Students give Misericordia University high marks in national survey|
The 2012 NSSE survey included 285,000 randomly selected first- and fourth-year students from 546 colleges and universities in the United States. The results help institutions confirm “good practices” in undergraduate education and provide a benchmark by which schools can determine an accurate measure of quality education. Results include comparisons to similar colleges, other Catholic colleges and universities, and all schools participating in the survey. This survey included 388 Misericordia students.
“Today, numerous national publications rank institutions of higher education based on different methodology that oftentimes lacks a human element,” said Michael A. MacDowell, president of Misericordia University. “Perhaps the best way to measure whether a college or a university is meeting or surpassing expectations is to ask students and young alumni about their schools. This national survey confirms what our students and their parents have been telling us anecdotally for years.
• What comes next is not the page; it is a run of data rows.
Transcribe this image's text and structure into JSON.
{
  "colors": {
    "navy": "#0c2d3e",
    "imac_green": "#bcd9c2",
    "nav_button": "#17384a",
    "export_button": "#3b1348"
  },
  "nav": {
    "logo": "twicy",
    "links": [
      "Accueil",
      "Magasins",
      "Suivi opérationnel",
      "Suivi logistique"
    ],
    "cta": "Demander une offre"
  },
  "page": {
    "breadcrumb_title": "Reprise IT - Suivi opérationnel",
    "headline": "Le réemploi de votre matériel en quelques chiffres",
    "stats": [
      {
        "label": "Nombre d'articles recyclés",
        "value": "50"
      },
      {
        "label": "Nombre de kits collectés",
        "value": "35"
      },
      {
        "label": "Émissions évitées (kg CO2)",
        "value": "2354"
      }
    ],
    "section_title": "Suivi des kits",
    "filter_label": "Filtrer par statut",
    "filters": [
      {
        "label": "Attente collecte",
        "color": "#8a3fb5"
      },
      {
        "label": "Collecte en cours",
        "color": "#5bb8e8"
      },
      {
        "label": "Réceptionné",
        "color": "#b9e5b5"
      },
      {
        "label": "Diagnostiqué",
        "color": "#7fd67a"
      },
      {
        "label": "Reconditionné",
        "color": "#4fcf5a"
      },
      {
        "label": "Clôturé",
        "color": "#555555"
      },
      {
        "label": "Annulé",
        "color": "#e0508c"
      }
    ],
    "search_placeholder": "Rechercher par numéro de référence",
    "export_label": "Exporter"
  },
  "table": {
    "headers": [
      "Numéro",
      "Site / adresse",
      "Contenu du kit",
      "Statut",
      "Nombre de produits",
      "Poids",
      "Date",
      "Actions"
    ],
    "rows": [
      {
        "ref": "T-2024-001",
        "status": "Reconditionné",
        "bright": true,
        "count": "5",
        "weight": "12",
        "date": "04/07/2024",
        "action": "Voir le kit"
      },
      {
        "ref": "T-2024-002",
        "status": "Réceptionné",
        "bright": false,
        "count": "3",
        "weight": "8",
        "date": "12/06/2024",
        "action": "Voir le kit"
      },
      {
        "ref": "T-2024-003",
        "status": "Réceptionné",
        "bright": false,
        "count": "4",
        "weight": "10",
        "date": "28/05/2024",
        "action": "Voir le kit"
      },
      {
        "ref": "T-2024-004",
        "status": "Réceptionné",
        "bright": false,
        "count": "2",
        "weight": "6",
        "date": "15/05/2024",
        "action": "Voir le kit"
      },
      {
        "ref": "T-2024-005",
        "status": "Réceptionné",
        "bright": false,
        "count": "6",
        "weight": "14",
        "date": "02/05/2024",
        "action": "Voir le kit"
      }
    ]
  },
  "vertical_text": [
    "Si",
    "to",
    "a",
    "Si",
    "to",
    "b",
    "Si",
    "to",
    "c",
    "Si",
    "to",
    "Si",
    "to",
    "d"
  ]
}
“The Misericordia tradition of combining outstanding academics, superb career preparation, and honing each individual’s passion to serve others is attractive to today’s students. As our growing enrollment suggests, high school graduates and their parents seem to agree,” President MacDowell added.
In the study, 94 percent of first-year students rated their entire educational experience at Misericordia as good or excellent, compared to an 88 percent average of all other institutions surveyed. Ninety percent said they would choose Misericordia again if they could start over, a figure that is 6 percent higher than freshmen that attend other Catholic institutions in the survey. Freshman respondents also overwhelming rated their faculty as available, helpful and sympathetic (98 percent) and said the university provided the support they needed to succeed academically (92 percent) compared to 81 percent at all other schools surveyed.
Comparatively, 92 percent of MU seniors rated their educational experience as good to excellent, higher than the NSSE average of 87 percent. They rated the campus 11 points higher than others surveyed for providing the support they needed to succeed academically. Seniors also rated the quality of advising 9 percentage points higher than at other surveyed institutions. The MU seniors also felt they learned to work effectively with others (91 percent), and rated Misericordia as helping them develop a personal code of values and ethics (76 percent), 12 percentage points higher than the NSSE average.
Eighty-six percent of MU seniors reported acquiring job or work-related knowledge and skills at Misericordia, compared to 76 percent at other NSSE schools. Survey results also stated that 93 percent said they learned to think critically and analytically, and 98 percent said faculty members were very available, helpful and sympathetic – both higher than the average of other schools surveyed. A majority of MU seniors (71 percent) said they worked harder than they thought they would to meet an instructor’s standards or expectations, 6 percent higher than the NSSE average.
The supportive environment at Misericordia University extends outside the classroom as well. The university was ranked 12 percentage points higher by freshman, and 10 points higher by seniors in the area of helping students cope with non-academic responsibilities, including family and work issues. As many as 97 percent of seniors gave a positive rating when asked about the quality of the relationships they have forged with other students, saying they are friendly, supportive and offer a sense of belonging. By the time they were seniors, 36 percent of the Misericordia students who responded to the survey participated in a community-based project as part of a regular service-learning course compared to 20 percent at all other schools surveyed. Ninety-six percent said they felt they had contributed to the welfare of their community – 17 percent higher than other schools surveyed.
The NSSE 2012 Report is sponsored by The Carnegie Foundation for the Advancement of Teaching. It was administered by Indiana University’s Center for Postsecondary Research.